So, I didn’t keep up my resolution to post here three times a week during NaNovember. Man, it’s hard, writing 50,000 words in a month. Even when it’s the day job. Nearly there, though. Just 1500 to do tomorrow before midnight. Might just about do it.
Hats off to everyone who has managed to get their novel written this month. Especially if you’ve had to fit it around work, children, aged parents, ill pets, whatever. What a ride, eh?
But by golly my first draft’s even more of a mess than usual this year. Before I take another step I need to sit down and get to grips with the structure and plot. I’m giving the marvellous Julie Cohen post-it method a whirl this time. I went stationery shopping and got the supplies in earlier today, and my shed looks a little like a nursery school. I’ve already filled my big pieces of card and the post-its are crawling around the walls now in a rainbow trail of scrawl that is unintelligible to everyone except me (for whom it is incredibly useful).
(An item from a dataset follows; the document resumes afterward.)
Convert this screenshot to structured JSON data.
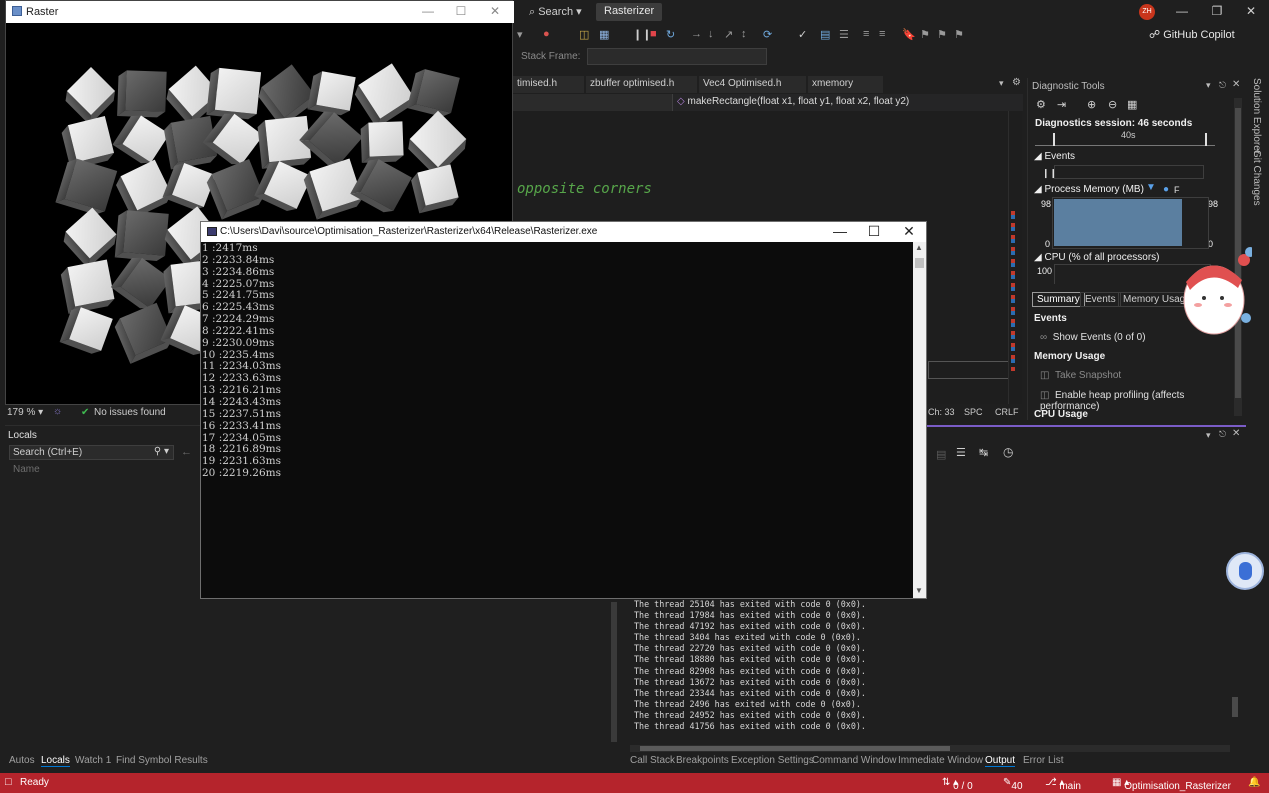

In other news: I have delivered the amended page proofs of Every Vow You Break to Headline. Next step is the printed proofs, which Headline produce to look very like a finished book. In the next couple of days, I’m going to be able to exclusively reveal the cover design. It’s very lovely, quite unsettling and captures the world of the novel perfectly. Very exciting!
Most marvellous is the publication of the mass market paperback edition of CUCKOO, which is in the shops now. As you can see above, it is keeping very good company, out on the tables in WH Smith. BigSon saw someone reading it on a train the other day. That’s my fantasy come true!
We had a great paperback launch/local author event last night at Bognor Regis library, where we sold all but one of the copies supplied by Waterstone’s. Quite a few of them were to my father-in-law, but hey…
I do like speaking at libraries – every event I have done has been really well attended by people who are passionate about books. I particularly like the questions that come up – there’s something about the informality of the library setting that makes for great discussion. More library gigs please!